How is this better than an ordinary prompt?
A normal prompt may tell Claude what you want, but it may guess tool names or parameters. The fingertip-automation skill instructs the agent to discover the current Rube MCP schema first, then work from returned tool slugs and input requirements. That reduces failed calls and outdated assumptions.
When should I not use this skill?
Do not use it when you cannot connect to Rube MCP, do not have a Fingertip account or active connection, or need offline-only automation. Also avoid it for high-risk destructive changes unless you add approval steps, dry-run summaries, or explicit “show plan before execution” instructions.
Does it work outside Composio/Rube?
The skill is written specifically for Composio’s Rube MCP and the Fingertip toolkit. You may adapt the workflow pattern elsewhere, but the actual calls depend on Rube MCP tools such as RUBE_SEARCH_TOOLS and connection management for toolkit fingertip.
How to Improve fingertip-automation skill
Improve fingertip-automation prompts
The fastest way to improve results is to make your request operational instead of conversational. Name the object, the action, the allowed permissions, and the success criteria.
Better prompt pattern:
Use fingertip-automation for Workflow Automation. Search current Fingertip tools for
[specific action]. If multiple tools match, compare them and ask me before choosing. Verify connection status. For any write action, show the planned tool call and wait for approval.

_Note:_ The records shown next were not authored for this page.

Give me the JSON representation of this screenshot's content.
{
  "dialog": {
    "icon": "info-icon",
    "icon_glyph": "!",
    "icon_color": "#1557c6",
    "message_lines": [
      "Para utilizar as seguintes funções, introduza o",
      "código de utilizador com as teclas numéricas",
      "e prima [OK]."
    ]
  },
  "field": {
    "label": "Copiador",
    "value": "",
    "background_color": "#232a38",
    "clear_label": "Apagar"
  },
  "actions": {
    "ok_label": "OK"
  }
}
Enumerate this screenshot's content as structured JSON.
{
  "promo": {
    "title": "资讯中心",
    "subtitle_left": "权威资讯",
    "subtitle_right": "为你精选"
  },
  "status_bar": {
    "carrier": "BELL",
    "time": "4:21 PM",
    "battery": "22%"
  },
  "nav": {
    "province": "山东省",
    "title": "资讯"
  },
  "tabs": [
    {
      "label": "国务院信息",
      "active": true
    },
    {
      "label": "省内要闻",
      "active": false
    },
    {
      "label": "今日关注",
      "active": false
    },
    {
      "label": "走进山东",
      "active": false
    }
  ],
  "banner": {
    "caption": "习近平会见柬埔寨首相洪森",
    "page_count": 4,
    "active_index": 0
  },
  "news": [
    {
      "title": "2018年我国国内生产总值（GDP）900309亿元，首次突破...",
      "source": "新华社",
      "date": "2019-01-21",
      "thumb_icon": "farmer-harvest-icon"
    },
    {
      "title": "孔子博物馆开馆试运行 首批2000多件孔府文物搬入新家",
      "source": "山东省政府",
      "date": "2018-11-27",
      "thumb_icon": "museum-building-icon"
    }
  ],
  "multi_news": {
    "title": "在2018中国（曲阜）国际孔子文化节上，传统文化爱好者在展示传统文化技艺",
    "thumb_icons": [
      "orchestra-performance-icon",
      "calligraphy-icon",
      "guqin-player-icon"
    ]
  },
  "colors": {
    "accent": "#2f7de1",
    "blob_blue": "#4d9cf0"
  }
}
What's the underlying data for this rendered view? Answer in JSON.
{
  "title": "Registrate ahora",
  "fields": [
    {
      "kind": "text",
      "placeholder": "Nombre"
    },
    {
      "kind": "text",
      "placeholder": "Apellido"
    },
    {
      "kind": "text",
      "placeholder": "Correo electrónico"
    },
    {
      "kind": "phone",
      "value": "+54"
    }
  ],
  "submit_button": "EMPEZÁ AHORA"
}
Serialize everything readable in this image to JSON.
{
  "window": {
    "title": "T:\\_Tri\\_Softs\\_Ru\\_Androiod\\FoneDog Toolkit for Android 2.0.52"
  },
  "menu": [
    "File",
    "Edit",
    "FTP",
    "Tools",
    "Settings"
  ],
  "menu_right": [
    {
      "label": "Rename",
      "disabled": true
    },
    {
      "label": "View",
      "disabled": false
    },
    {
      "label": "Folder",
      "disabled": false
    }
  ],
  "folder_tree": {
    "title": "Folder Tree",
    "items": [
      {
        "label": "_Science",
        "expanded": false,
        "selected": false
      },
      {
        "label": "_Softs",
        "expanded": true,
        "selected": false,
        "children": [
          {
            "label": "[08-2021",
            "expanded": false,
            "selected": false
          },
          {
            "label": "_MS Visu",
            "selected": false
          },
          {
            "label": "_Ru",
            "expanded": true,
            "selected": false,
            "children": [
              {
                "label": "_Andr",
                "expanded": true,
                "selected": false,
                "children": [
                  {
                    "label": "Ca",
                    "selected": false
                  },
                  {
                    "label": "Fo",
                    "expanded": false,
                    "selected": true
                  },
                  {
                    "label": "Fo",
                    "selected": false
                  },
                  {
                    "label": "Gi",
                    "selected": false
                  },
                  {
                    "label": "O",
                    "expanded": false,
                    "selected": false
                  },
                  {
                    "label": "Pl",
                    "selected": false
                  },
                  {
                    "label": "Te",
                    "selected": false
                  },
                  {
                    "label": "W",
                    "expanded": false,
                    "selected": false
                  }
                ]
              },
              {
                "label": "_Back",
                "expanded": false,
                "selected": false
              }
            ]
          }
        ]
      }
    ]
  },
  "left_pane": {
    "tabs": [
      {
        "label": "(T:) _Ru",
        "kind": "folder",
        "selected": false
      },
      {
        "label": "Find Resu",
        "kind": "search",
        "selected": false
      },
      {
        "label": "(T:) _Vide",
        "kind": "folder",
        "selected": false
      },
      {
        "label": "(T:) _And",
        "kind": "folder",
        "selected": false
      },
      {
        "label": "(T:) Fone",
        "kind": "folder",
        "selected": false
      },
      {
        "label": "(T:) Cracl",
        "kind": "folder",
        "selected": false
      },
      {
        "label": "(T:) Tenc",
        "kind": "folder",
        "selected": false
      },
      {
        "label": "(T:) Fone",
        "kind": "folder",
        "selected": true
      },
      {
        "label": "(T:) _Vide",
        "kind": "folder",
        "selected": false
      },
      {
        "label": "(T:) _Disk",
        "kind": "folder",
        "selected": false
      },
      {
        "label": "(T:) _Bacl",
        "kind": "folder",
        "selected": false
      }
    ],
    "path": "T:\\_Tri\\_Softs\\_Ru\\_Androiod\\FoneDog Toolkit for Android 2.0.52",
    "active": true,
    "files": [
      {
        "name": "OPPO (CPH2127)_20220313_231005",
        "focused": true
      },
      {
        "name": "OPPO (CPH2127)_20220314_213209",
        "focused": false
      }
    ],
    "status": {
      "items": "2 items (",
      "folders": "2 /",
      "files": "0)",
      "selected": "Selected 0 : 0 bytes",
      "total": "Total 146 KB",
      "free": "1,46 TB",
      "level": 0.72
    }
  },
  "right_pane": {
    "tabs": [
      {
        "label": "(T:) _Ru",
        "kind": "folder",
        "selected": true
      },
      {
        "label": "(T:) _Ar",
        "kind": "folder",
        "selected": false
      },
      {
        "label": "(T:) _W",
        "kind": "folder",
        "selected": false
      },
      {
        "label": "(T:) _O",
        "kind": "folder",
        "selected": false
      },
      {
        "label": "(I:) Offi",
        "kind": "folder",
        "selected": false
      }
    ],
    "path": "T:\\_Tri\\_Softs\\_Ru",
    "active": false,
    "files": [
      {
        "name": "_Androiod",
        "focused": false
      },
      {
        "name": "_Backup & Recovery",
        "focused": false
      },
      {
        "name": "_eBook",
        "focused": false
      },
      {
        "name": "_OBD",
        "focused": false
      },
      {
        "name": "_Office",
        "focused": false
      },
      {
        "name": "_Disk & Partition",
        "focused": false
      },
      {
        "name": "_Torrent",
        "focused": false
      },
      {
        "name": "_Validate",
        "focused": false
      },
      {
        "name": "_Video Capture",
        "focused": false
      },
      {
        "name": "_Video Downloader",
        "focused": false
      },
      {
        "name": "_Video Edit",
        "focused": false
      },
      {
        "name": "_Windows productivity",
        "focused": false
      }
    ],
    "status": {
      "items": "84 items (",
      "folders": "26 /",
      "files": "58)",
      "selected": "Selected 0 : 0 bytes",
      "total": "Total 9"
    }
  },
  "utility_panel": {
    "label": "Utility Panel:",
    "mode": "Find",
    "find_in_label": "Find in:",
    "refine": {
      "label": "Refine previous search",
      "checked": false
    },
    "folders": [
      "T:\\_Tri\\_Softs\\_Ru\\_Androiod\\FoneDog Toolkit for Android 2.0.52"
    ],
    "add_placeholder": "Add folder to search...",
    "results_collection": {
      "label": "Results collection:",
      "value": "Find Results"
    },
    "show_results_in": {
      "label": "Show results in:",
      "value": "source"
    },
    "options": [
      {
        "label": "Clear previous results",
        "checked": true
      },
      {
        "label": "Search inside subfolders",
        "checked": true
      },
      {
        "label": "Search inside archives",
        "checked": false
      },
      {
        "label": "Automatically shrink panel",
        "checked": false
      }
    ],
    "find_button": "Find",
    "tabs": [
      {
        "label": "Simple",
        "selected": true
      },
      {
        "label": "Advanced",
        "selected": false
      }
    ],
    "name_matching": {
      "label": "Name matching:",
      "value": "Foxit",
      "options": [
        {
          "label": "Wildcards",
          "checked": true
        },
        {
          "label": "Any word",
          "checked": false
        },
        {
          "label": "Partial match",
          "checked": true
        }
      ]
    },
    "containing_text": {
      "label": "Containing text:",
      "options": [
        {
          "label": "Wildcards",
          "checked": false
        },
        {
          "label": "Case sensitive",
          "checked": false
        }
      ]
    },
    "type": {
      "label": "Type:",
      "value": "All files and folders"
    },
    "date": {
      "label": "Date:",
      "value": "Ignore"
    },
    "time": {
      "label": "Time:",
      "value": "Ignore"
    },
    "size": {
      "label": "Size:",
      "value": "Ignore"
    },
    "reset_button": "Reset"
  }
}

This gives the agent a safe path: discover, compare, authenticate, plan, then execute.
Avoid common failure modes
Common issues include skipping tool discovery, assuming an old schema, proceeding with an inactive connection, or using vague identifiers. If the first result is poor, ask the agent to repeat RUBE_SEARCH_TOOLS with a more specific use case and include known fields from your task.
For example, replace “manage contacts” with “find a Fingertip contact by email and update its lifecycle stage.” Specific verbs and fields help Rube return the right tools.
Add safeguards for production workflows
For production use, add constraints such as:
- “Read-only until I approve”
- “Do not delete or overwrite records”
- “Show required fields before calling the tool”
- “Return a before/after summary”
- “Stop if more than one matching record is found”
These safeguards are not just safety language; they help the agent choose more careful tool plans and reduce ambiguous execution.
Iterate after the first run
After the first successful fingertip-automation run, save the discovered tool name, required inputs, and working prompt pattern in your own project notes. The skill intentionally relies on live schema discovery, but your team can still standardize approval rules, naming conventions, and result summaries.
If you repeatedly use the same Fingertip operation, turn your best prompt into a reusable internal runbook: goal, discovery query, connection check, execution plan, approval rule, and expected output.